俺は「おうっ!」と溢れる気合いと一緒に拳を握りしめた。




「俺らでいっちょブチかましたろうやないか!」

「はあ……。まあ俺は知りませんよ、どうなっても」

「銀は準備満タンか?」

「ん、ワシは大丈夫や。ユウジはどないや?」

「俺も小春も完璧やで」

「ほなら自分ら準備ええか?いっちょやったるで」

「おー!!」




一同、握りしめた拳を高々に掲げた。



俺は思わず笑みが零れる。



白石、待っとれよ。

枯れ果てたお前に、極上の癒しと至高の娯楽をお届けするで。






「はぁ……これ、ほんまにどうなるんやろ」











オサムちゃんに部活日誌を渡し、軽い打ち合わせを済ませると、白石はそそくさと職員室から退散した。




(あいつ、ほんまどないしてん)




腕を組み、やっぱり休暇を与えるべきなのかと少しばかり考え込む。

そうしている間にも眉間にできたシワは更に深くなる。




確かに謙也はいつも唐突なところがある。

けれど昨日からは明らかに様子がおかしい。


いや、謙也だけやない。

今日に限っては、小春も財前もユウジ、あまつさえ銀や千歳に至っても不可解な行動があった。

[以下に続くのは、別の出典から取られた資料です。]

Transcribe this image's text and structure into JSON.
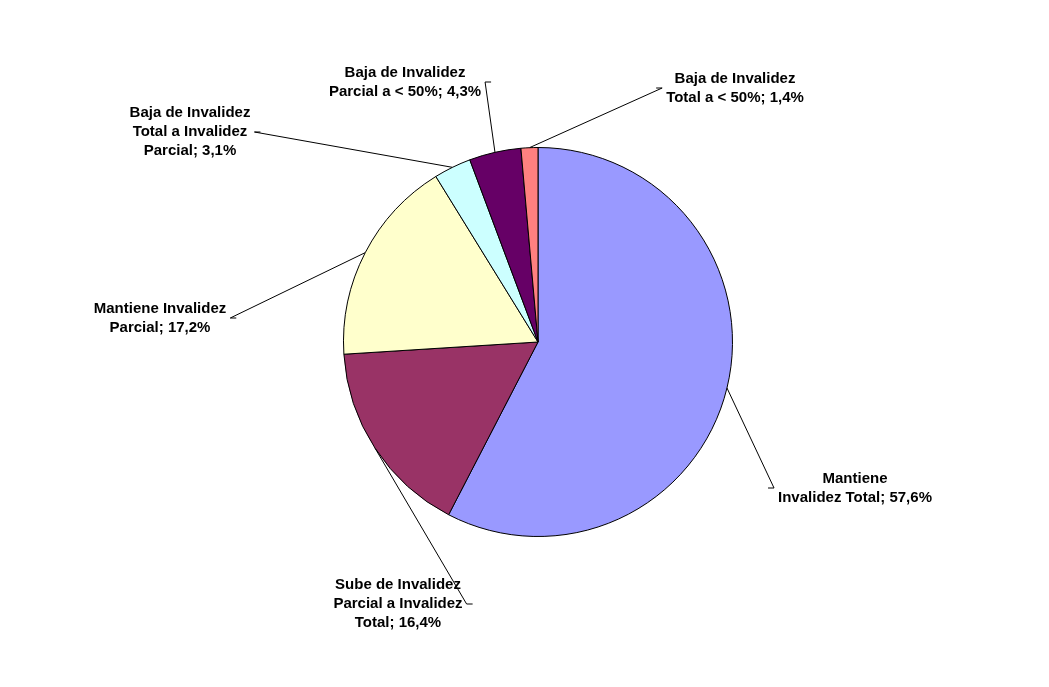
{
  "chart_data": {
    "type": "pie",
    "categories": [
      "Mantiene Invalidez Total",
      "Sube de Invalidez Parcial a Invalidez Total",
      "Mantiene Invalidez Parcial",
      "Baja de Invalidez Total a Invalidez Parcial",
      "Baja de Invalidez Parcial a < 50%",
      "Baja de Invalidez Total a < 50%"
    ],
    "values": [
      57.6,
      16.4,
      17.2,
      3.1,
      4.3,
      1.4
    ],
    "value_labels": [
      "57,6%",
      "16,4%",
      "17,2%",
      "3,1%",
      "4,3%",
      "1,4%"
    ],
    "colors": [
      "#9999ff",
      "#993366",
      "#ffffcc",
      "#ccffff",
      "#660066",
      "#ff8080"
    ],
    "legend": false
  }
}
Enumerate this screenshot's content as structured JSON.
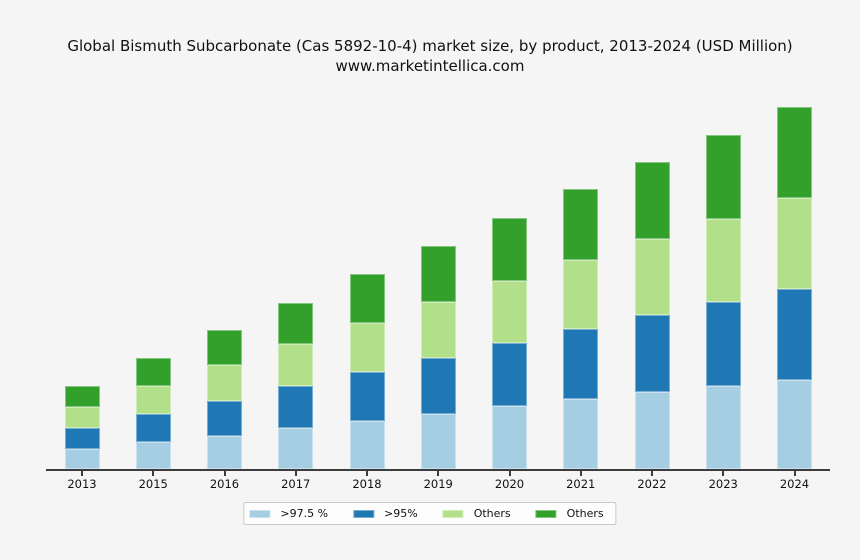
{
  "title": {
    "line1": "Global Bismuth Subcarbonate (Cas 5892-10-4) market size, by product, 2013-2024 (USD Million)",
    "line2": "www.marketintellica.com"
  },
  "colors": {
    "background": "#f5f5f6",
    "axis": "#3c3c3c",
    "text": "#111111",
    "legend_bg": "#fdfdfd",
    "legend_border": "#c9c9c9"
  },
  "chart_data": {
    "type": "bar",
    "stacked": true,
    "title": "Global Bismuth Subcarbonate (Cas 5892-10-4) market size, by product, 2013-2024 (USD Million)",
    "subtitle": "www.marketintellica.com",
    "unit": "USD Million",
    "xlabel": "",
    "ylabel": "",
    "grid": false,
    "legend_position": "bottom",
    "categories": [
      "2013",
      "2015",
      "2016",
      "2017",
      "2018",
      "2019",
      "2020",
      "2021",
      "2022",
      "2023",
      "2024"
    ],
    "series": [
      {
        "name": ">97.5 %",
        "color": "#a6cee3",
        "values": [
          20,
          27,
          33,
          41,
          48,
          55,
          63,
          70,
          77,
          83,
          89
        ]
      },
      {
        "name": ">95%",
        "color": "#1f78b4",
        "values": [
          21,
          28,
          35,
          42,
          49,
          56,
          63,
          70,
          77,
          84,
          91
        ]
      },
      {
        "name": "Others",
        "color": "#b2df8a",
        "values": [
          21,
          28,
          36,
          42,
          49,
          56,
          62,
          69,
          76,
          83,
          91
        ]
      },
      {
        "name": "Others",
        "color": "#33a02c",
        "values": [
          21,
          28,
          35,
          41,
          49,
          56,
          63,
          71,
          77,
          84,
          91
        ]
      }
    ],
    "totals": [
      83,
      111,
      139,
      166,
      195,
      223,
      251,
      280,
      307,
      334,
      362
    ],
    "ylim": [
      0,
      380
    ]
  },
  "legend": {
    "items": [
      {
        "label": ">97.5 %",
        "color": "#a6cee3"
      },
      {
        "label": ">95%",
        "color": "#1f78b4"
      },
      {
        "label": "Others",
        "color": "#b2df8a"
      },
      {
        "label": "Others",
        "color": "#33a02c"
      }
    ]
  }
}
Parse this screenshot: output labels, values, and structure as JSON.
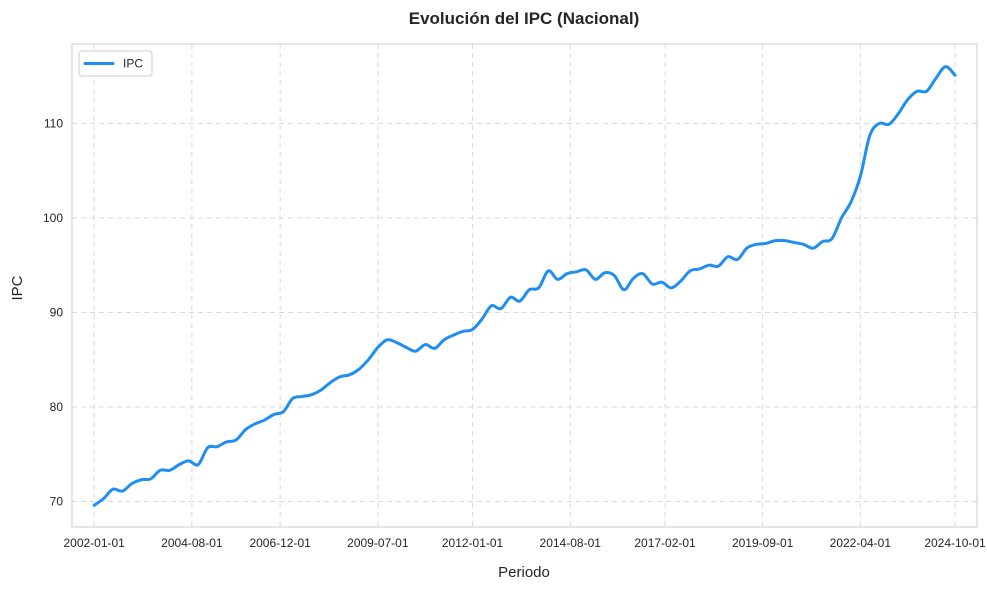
{
  "chart_data": {
    "type": "line",
    "title": "Evolución del IPC (Nacional)",
    "xlabel": "Periodo",
    "ylabel": "IPC",
    "x_ticks": [
      "2002-01-01",
      "2004-08-01",
      "2006-12-01",
      "2009-07-01",
      "2012-01-01",
      "2014-08-01",
      "2017-02-01",
      "2019-09-01",
      "2022-04-01",
      "2024-10-01"
    ],
    "y_ticks": [
      70,
      80,
      90,
      100,
      110
    ],
    "xlim": [
      "2001-06-01",
      "2025-05-01"
    ],
    "ylim": [
      67.3,
      118.4
    ],
    "grid": true,
    "legend": "top-left",
    "color": "#1f8ef1",
    "series": [
      {
        "name": "IPC",
        "points": [
          [
            "2002-01-01",
            69.6
          ],
          [
            "2002-04-01",
            70.3
          ],
          [
            "2002-07-01",
            71.3
          ],
          [
            "2002-10-01",
            71.1
          ],
          [
            "2003-01-01",
            71.9
          ],
          [
            "2003-04-01",
            72.3
          ],
          [
            "2003-07-01",
            72.4
          ],
          [
            "2003-10-01",
            73.3
          ],
          [
            "2004-01-01",
            73.3
          ],
          [
            "2004-04-01",
            73.9
          ],
          [
            "2004-07-01",
            74.3
          ],
          [
            "2004-10-01",
            73.9
          ],
          [
            "2005-01-01",
            75.7
          ],
          [
            "2005-04-01",
            75.8
          ],
          [
            "2005-07-01",
            76.3
          ],
          [
            "2005-10-01",
            76.5
          ],
          [
            "2006-01-01",
            77.6
          ],
          [
            "2006-04-01",
            78.2
          ],
          [
            "2006-07-01",
            78.6
          ],
          [
            "2006-10-01",
            79.2
          ],
          [
            "2007-01-01",
            79.5
          ],
          [
            "2007-04-01",
            80.9
          ],
          [
            "2007-07-01",
            81.1
          ],
          [
            "2007-10-01",
            81.3
          ],
          [
            "2008-01-01",
            81.8
          ],
          [
            "2008-04-01",
            82.6
          ],
          [
            "2008-07-01",
            83.2
          ],
          [
            "2008-10-01",
            83.4
          ],
          [
            "2009-01-01",
            84.0
          ],
          [
            "2009-04-01",
            85.0
          ],
          [
            "2009-07-01",
            86.3
          ],
          [
            "2009-10-01",
            87.1
          ],
          [
            "2010-01-01",
            86.8
          ],
          [
            "2010-04-01",
            86.3
          ],
          [
            "2010-07-01",
            85.9
          ],
          [
            "2010-10-01",
            86.6
          ],
          [
            "2011-01-01",
            86.2
          ],
          [
            "2011-04-01",
            87.1
          ],
          [
            "2011-07-01",
            87.6
          ],
          [
            "2011-10-01",
            88.0
          ],
          [
            "2012-01-01",
            88.2
          ],
          [
            "2012-04-01",
            89.3
          ],
          [
            "2012-07-01",
            90.7
          ],
          [
            "2012-10-01",
            90.4
          ],
          [
            "2013-01-01",
            91.6
          ],
          [
            "2013-04-01",
            91.2
          ],
          [
            "2013-07-01",
            92.4
          ],
          [
            "2013-10-01",
            92.6
          ],
          [
            "2014-01-01",
            94.4
          ],
          [
            "2014-04-01",
            93.5
          ],
          [
            "2014-07-01",
            94.1
          ],
          [
            "2014-10-01",
            94.3
          ],
          [
            "2015-01-01",
            94.5
          ],
          [
            "2015-04-01",
            93.5
          ],
          [
            "2015-07-01",
            94.2
          ],
          [
            "2015-10-01",
            93.9
          ],
          [
            "2016-01-01",
            92.4
          ],
          [
            "2016-04-01",
            93.6
          ],
          [
            "2016-07-01",
            94.1
          ],
          [
            "2016-10-01",
            93.0
          ],
          [
            "2017-01-01",
            93.2
          ],
          [
            "2017-04-01",
            92.6
          ],
          [
            "2017-07-01",
            93.3
          ],
          [
            "2017-10-01",
            94.4
          ],
          [
            "2018-01-01",
            94.6
          ],
          [
            "2018-04-01",
            95.0
          ],
          [
            "2018-07-01",
            94.9
          ],
          [
            "2018-10-01",
            95.9
          ],
          [
            "2019-01-01",
            95.6
          ],
          [
            "2019-04-01",
            96.8
          ],
          [
            "2019-07-01",
            97.2
          ],
          [
            "2019-10-01",
            97.3
          ],
          [
            "2020-01-01",
            97.6
          ],
          [
            "2020-04-01",
            97.6
          ],
          [
            "2020-07-01",
            97.4
          ],
          [
            "2020-10-01",
            97.2
          ],
          [
            "2021-01-01",
            96.8
          ],
          [
            "2021-04-01",
            97.5
          ],
          [
            "2021-07-01",
            97.8
          ],
          [
            "2021-10-01",
            100.0
          ],
          [
            "2022-01-01",
            101.7
          ],
          [
            "2022-04-01",
            104.4
          ],
          [
            "2022-07-01",
            108.7
          ],
          [
            "2022-10-01",
            110.0
          ],
          [
            "2023-01-01",
            109.9
          ],
          [
            "2023-04-01",
            111.0
          ],
          [
            "2023-07-01",
            112.5
          ],
          [
            "2023-10-01",
            113.4
          ],
          [
            "2024-01-01",
            113.4
          ],
          [
            "2024-04-01",
            114.8
          ],
          [
            "2024-07-01",
            116.0
          ],
          [
            "2024-10-01",
            115.1
          ]
        ]
      }
    ]
  }
}
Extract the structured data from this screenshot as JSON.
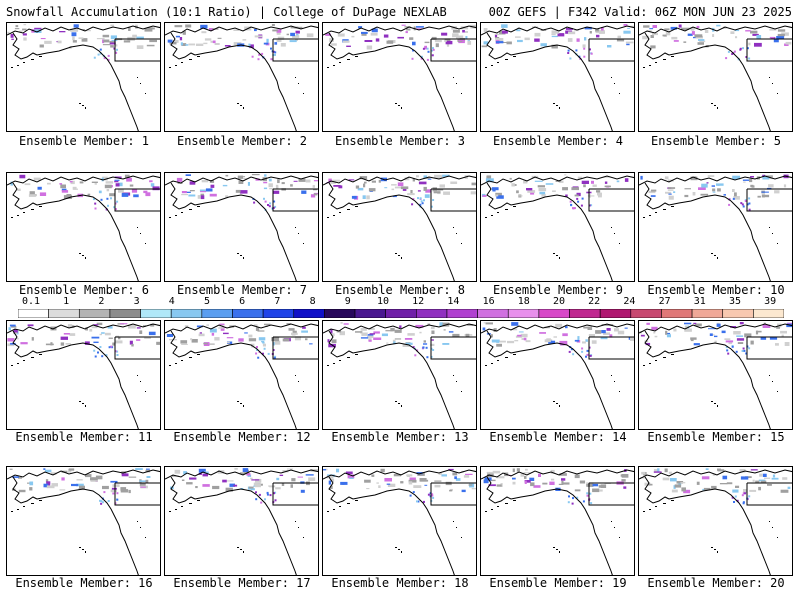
{
  "header": {
    "title_left": "Snowfall Accumulation (10:1 Ratio) | College of DuPage NEXLAB",
    "title_right": "00Z GEFS | F342 Valid: 06Z MON JUN 23 2025"
  },
  "members": [
    {
      "label": "Ensemble Member: 1"
    },
    {
      "label": "Ensemble Member: 2"
    },
    {
      "label": "Ensemble Member: 3"
    },
    {
      "label": "Ensemble Member: 4"
    },
    {
      "label": "Ensemble Member: 5"
    },
    {
      "label": "Ensemble Member: 6"
    },
    {
      "label": "Ensemble Member: 7"
    },
    {
      "label": "Ensemble Member: 8"
    },
    {
      "label": "Ensemble Member: 9"
    },
    {
      "label": "Ensemble Member: 10"
    },
    {
      "label": "Ensemble Member: 11"
    },
    {
      "label": "Ensemble Member: 12"
    },
    {
      "label": "Ensemble Member: 13"
    },
    {
      "label": "Ensemble Member: 14"
    },
    {
      "label": "Ensemble Member: 15"
    },
    {
      "label": "Ensemble Member: 16"
    },
    {
      "label": "Ensemble Member: 17"
    },
    {
      "label": "Ensemble Member: 18"
    },
    {
      "label": "Ensemble Member: 19"
    },
    {
      "label": "Ensemble Member: 20"
    }
  ],
  "legend": {
    "ticks": [
      "0.1",
      "1",
      "2",
      "3",
      "4",
      "5",
      "6",
      "7",
      "8",
      "9",
      "10",
      "12",
      "14",
      "16",
      "18",
      "20",
      "22",
      "24",
      "27",
      "31",
      "35",
      "39"
    ],
    "colors": [
      "#ffffff",
      "#dcdcdc",
      "#b4b4b4",
      "#8c8c8c",
      "#b0e8f8",
      "#88c8f0",
      "#5a9ef0",
      "#3a70ec",
      "#2044e8",
      "#1010c8",
      "#28085c",
      "#4a1890",
      "#7020a8",
      "#9030c0",
      "#b040d0",
      "#d070e0",
      "#e890ec",
      "#d848c8",
      "#c02890",
      "#b01870",
      "#c84870",
      "#e07878",
      "#f0a898",
      "#f8c8b0",
      "#fce8d0"
    ]
  },
  "map": {
    "snow_colors": [
      "#d0d0d0",
      "#a0a0a0",
      "#88c8f0",
      "#3a70ec",
      "#9030c0",
      "#d070e0"
    ]
  }
}
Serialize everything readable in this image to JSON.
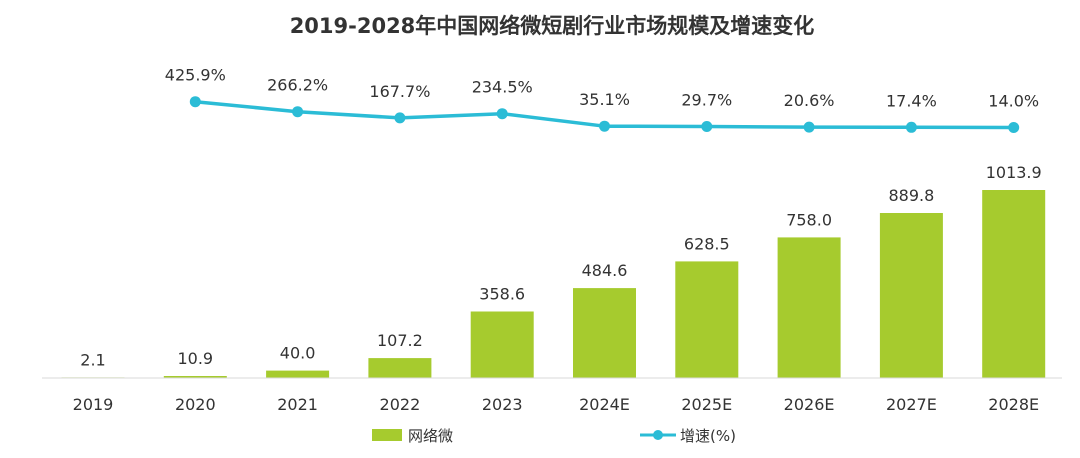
{
  "colors": {
    "bar": "#a6cb2e",
    "line": "#2bbcd6",
    "axis": "#d9d9d9",
    "text": "#333333"
  },
  "chart_data": {
    "type": "bar",
    "title": "2019-2028年中国网络微短剧行业市场规模及增速变化",
    "xlabel": "",
    "ylabel": "",
    "categories": [
      "2019",
      "2020",
      "2021",
      "2022",
      "2023",
      "2024E",
      "2025E",
      "2026E",
      "2027E",
      "2028E"
    ],
    "series": [
      {
        "name": "网络微",
        "type": "bar",
        "values": [
          2.1,
          10.9,
          40.0,
          107.2,
          358.6,
          484.6,
          628.5,
          758.0,
          889.8,
          1013.9
        ],
        "labels": [
          "2.1",
          "10.9",
          "40.0",
          "107.2",
          "358.6",
          "484.6",
          "628.5",
          "758.0",
          "889.8",
          "1013.9"
        ]
      },
      {
        "name": "增速(%)",
        "type": "line",
        "values": [
          null,
          425.9,
          266.2,
          167.7,
          234.5,
          35.1,
          29.7,
          20.6,
          17.4,
          14.0
        ],
        "labels": [
          "",
          "425.9%",
          "266.2%",
          "167.7%",
          "234.5%",
          "35.1%",
          "29.7%",
          "20.6%",
          "17.4%",
          "14.0%"
        ]
      }
    ],
    "ylim": [
      0,
      1100
    ],
    "grid": false,
    "legend": "bottom-center"
  }
}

俺と金太郎が試合をしている間も、小春ユウジの漫才コンビはいつも以上に大ボケを繰り広げていたし、謙也はいつも以上に砂埃を上げてテニスコートの周りを走り回っていた。


小石川は何やら大事そうに風呂敷を部室に持ち込んでは閉じこもり、しばらく経って出てきたときには口角を上げてニヤついていた。


財前に至っては、ベンチでの待機中いつもの音楽雑誌ではなく、女性用ファッション雑誌を読んどった。
表紙にでかでかと"『カワイイ♡』はうちらのタメにある"と書いてあった。

(あれはボケなんか……?)





何やねん。みんなどないしたんや。

普段と違う仲間の姿に俺は珍しく動揺していた。






「しらいし〜!!」






そんな俺の元へ、金太郎の無邪気な声が廊下に響き渡った。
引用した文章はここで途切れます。